I have looked at various ideas from free shopping carts and vendors who do not require much, but it gets complicated when it comes to creating an actual cyber store. I spend enough time marketing that I do not want to spend my time on complicated Internet resources. It needs to be relatively painless from my end, look professional, provide reliable service to customers and have a user-friendly back-end.
A potential solution is from Ashop Commerce. What I like about them is similar to the reason I like the idea of online storage of files – the software does not live on one computer, but is assessable by several.
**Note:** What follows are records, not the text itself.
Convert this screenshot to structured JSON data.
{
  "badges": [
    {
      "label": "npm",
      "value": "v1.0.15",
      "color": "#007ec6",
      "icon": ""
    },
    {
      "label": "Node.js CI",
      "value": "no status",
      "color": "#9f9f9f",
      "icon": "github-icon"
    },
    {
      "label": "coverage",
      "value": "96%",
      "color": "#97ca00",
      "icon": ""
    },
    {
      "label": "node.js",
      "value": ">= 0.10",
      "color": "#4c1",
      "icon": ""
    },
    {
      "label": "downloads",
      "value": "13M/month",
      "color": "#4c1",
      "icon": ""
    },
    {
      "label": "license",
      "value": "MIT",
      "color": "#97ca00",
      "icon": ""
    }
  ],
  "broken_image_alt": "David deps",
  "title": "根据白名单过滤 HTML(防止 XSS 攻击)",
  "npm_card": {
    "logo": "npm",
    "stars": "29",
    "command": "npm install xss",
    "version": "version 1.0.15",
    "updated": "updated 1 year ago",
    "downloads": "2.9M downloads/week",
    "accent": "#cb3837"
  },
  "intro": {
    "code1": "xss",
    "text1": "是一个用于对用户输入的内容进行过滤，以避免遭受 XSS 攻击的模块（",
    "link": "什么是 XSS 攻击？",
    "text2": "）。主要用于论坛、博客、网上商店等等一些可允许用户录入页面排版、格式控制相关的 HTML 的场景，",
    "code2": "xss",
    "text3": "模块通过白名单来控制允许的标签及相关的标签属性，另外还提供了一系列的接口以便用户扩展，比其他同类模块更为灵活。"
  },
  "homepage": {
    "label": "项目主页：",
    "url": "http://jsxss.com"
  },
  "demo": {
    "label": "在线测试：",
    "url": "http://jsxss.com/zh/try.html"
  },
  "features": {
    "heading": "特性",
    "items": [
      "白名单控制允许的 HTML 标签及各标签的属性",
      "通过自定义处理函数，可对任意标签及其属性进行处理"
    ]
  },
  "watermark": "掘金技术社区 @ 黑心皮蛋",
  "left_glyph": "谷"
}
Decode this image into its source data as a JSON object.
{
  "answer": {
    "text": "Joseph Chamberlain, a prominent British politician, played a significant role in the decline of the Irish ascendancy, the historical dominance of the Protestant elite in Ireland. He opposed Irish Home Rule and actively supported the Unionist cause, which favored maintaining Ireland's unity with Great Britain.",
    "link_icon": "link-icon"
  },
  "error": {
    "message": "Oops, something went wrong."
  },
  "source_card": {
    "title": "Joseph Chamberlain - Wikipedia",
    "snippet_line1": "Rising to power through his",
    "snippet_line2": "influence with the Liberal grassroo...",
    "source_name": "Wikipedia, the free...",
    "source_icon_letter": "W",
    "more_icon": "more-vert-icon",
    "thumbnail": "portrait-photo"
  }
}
It means I do not have to cart stuff between the office and home, worrying about having this disk or that, it is all there, online - everything – the store, the shopping cart, the files and the back end.
Essentially, they do it all. Working with their templates (this blog for instance is a template), you upload logos and such, set up the store online, which is hosted on their servers. You can sell tangible goods, downloads, anything and it covers it all. They provide the shopping cart. The customer pays through it and you fulfill the order.
So, I like the ease of this. Anything to make life, especially the business side, a little easier.